Les lieux de travail sont des centres de transmission de virus, et ceux qui travaillent dans de tels environnements ont supporté un fardeau tragique tout au long de la pandémie. Alors que la plupart des cols blancs se sont abrités à la maison, effectuant leurs tâches sur Zoom et d’autres plateformes vidéo, les travailleurs des soins de santé, des transports, de la transformation des aliments, des services correctionnels, de la vente au détail et d’autres emplois essentiels ont été contraints de venir travailler tous les jours, risquant de leur sécurité et celle de leurs proches.

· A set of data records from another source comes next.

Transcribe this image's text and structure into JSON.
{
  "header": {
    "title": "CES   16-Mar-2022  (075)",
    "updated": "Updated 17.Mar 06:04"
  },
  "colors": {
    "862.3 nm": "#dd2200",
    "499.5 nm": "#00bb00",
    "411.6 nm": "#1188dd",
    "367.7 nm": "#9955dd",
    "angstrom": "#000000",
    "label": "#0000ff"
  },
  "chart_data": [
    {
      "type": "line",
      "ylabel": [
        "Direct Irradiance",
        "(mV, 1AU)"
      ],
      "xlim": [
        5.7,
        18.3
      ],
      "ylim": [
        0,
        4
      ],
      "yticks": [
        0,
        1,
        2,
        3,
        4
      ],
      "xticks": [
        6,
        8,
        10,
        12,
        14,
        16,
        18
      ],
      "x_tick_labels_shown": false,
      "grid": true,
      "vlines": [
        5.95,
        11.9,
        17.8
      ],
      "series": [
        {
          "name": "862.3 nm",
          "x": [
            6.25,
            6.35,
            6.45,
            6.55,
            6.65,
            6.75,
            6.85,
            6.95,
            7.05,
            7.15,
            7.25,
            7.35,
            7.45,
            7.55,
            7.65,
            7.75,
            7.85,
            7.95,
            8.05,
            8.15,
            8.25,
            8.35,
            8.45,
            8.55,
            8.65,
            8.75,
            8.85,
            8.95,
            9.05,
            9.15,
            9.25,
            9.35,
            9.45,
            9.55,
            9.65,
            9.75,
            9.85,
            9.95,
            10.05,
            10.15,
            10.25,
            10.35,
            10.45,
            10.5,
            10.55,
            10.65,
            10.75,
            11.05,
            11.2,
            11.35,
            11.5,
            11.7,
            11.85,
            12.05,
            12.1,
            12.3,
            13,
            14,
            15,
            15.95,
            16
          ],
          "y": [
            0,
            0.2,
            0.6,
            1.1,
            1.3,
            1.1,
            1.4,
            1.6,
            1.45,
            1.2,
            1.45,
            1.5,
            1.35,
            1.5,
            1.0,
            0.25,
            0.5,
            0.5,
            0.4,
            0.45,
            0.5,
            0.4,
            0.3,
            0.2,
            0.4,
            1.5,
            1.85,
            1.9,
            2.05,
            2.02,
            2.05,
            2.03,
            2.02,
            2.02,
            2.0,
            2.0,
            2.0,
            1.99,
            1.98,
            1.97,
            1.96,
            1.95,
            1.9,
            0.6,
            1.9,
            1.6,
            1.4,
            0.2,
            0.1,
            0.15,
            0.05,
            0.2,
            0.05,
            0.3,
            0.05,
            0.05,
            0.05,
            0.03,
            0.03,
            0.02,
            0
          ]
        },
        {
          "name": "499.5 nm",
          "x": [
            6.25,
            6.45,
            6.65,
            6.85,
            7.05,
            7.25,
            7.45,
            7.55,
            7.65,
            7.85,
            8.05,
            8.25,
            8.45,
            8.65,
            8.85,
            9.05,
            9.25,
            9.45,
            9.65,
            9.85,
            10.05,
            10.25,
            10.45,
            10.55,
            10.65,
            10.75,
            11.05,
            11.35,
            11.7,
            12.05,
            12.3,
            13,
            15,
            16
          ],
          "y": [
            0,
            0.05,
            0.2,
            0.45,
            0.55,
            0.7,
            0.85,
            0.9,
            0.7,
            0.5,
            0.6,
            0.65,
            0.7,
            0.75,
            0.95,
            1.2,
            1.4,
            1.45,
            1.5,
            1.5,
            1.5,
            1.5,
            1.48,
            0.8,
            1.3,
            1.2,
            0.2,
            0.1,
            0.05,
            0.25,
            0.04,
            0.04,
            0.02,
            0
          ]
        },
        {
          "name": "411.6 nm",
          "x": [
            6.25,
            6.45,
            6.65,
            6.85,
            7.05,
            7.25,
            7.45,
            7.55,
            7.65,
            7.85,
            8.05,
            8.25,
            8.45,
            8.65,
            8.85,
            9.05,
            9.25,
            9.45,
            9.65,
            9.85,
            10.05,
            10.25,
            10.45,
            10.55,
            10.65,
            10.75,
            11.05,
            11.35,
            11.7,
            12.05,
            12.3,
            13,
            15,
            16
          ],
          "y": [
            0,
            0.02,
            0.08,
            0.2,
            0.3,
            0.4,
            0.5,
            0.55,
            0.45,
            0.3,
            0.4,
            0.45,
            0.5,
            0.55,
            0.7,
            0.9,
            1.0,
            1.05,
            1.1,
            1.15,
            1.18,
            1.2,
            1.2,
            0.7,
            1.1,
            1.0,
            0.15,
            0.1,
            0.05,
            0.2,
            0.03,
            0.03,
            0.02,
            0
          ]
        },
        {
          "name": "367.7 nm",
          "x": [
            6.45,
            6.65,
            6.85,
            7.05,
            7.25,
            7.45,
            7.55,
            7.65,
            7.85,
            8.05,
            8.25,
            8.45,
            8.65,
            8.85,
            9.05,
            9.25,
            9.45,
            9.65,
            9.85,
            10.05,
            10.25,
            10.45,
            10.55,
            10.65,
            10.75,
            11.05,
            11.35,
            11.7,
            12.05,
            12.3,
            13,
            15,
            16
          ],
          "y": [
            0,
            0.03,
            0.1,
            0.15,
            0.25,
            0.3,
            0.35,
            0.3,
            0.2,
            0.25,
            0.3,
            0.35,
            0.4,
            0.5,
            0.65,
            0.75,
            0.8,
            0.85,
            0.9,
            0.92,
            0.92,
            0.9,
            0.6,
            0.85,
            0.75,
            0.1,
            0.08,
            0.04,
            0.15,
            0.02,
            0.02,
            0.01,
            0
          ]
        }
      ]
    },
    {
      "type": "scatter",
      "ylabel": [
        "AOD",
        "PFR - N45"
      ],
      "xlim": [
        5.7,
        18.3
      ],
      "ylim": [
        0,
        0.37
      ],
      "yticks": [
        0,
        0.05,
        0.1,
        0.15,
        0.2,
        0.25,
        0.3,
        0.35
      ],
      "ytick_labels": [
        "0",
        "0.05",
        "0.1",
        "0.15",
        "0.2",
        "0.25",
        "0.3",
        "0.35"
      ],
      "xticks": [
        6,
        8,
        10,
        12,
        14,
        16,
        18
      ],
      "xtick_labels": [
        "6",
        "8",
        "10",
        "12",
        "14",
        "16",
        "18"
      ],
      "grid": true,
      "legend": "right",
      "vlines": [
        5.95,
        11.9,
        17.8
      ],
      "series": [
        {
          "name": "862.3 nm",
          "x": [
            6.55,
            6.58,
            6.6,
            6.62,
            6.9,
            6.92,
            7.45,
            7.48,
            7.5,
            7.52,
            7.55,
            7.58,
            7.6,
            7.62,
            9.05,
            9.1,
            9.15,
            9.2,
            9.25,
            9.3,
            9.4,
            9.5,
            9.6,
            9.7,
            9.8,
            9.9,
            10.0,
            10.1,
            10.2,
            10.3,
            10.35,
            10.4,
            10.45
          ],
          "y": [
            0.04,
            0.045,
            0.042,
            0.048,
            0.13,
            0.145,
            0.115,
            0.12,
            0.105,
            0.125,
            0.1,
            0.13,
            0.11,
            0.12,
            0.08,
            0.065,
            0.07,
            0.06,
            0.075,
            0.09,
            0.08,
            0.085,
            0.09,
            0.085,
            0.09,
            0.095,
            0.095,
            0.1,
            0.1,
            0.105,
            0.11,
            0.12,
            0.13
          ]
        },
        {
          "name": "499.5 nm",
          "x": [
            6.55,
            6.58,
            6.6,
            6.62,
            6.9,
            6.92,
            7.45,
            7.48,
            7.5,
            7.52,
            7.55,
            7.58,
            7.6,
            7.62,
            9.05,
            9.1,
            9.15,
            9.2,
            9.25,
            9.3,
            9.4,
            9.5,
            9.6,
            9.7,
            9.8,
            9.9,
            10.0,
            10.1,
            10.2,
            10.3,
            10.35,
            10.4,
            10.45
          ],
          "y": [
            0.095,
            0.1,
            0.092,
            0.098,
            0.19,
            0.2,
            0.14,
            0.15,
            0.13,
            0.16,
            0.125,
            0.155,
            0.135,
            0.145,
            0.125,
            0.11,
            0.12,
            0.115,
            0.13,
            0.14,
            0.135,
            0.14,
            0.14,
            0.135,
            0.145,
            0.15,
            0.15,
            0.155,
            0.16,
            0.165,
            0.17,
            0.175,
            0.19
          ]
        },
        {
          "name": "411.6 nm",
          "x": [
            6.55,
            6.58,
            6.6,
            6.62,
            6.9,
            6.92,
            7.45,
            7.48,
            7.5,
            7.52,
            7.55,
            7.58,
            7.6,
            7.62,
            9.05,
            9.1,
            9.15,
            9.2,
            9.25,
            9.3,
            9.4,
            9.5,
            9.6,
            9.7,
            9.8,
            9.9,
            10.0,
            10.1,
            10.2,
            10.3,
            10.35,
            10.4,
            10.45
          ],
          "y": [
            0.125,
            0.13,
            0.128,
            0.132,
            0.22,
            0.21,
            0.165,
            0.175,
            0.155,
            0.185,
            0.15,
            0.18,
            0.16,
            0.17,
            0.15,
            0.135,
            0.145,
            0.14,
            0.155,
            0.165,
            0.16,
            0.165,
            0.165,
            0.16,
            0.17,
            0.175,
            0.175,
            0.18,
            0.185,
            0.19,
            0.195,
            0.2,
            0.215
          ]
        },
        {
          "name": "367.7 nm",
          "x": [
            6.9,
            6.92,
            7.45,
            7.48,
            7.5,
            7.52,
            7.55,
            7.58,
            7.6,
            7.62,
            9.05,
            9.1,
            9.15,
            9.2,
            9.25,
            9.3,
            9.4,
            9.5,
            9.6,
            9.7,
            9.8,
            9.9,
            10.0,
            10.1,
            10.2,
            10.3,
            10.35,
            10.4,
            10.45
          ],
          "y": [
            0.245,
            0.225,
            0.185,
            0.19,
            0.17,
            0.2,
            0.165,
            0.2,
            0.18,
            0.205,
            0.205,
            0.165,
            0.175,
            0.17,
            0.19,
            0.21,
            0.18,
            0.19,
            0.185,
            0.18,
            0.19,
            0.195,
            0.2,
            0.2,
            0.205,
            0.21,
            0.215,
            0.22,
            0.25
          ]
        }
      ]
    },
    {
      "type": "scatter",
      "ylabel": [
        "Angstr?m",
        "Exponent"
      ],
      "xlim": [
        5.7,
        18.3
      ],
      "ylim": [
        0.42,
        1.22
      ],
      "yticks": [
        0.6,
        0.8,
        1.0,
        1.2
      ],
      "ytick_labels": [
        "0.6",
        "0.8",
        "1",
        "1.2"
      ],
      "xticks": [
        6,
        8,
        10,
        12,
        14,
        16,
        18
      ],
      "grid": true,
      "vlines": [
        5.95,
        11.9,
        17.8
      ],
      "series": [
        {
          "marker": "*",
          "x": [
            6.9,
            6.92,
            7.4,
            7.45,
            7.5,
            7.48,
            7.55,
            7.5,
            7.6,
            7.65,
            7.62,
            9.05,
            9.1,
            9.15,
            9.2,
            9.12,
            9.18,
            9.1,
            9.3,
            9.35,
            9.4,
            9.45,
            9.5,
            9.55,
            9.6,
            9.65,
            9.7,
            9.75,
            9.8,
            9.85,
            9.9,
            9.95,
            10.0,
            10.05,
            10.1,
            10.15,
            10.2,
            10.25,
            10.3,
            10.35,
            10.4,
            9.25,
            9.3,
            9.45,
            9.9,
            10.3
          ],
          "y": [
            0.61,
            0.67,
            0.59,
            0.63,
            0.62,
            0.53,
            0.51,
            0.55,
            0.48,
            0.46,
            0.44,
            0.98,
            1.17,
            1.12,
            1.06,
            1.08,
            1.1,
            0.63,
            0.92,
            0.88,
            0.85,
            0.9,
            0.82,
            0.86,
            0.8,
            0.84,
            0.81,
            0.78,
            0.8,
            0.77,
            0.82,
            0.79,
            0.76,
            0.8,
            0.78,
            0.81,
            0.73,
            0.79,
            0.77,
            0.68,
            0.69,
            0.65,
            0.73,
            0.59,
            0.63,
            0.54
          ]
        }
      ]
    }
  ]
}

Bien que nous ne connaissions peut-être jamais le nombre exact d’infections liées au travail ou de décès dus au COVID-19, nous savons que la pandémie a fait des ravages dévastateurs sur les travailleurs de tous les secteurs clés. Selon le Food & Environment Reporting Network, quelque 90000 travailleurs des usines de conditionnement de la viande, des installations de transformation des aliments et des fermes ont été testés positifs au COVID-19 au 20 mai. Des épidémies majeures à travers le pays ont été attribuées à la transmission du virus dans la transformation de la viande, les épiceries, les entrepôts, les fermes et les usines, où les travailleurs sont à proximité les uns des autres ou des membres du public.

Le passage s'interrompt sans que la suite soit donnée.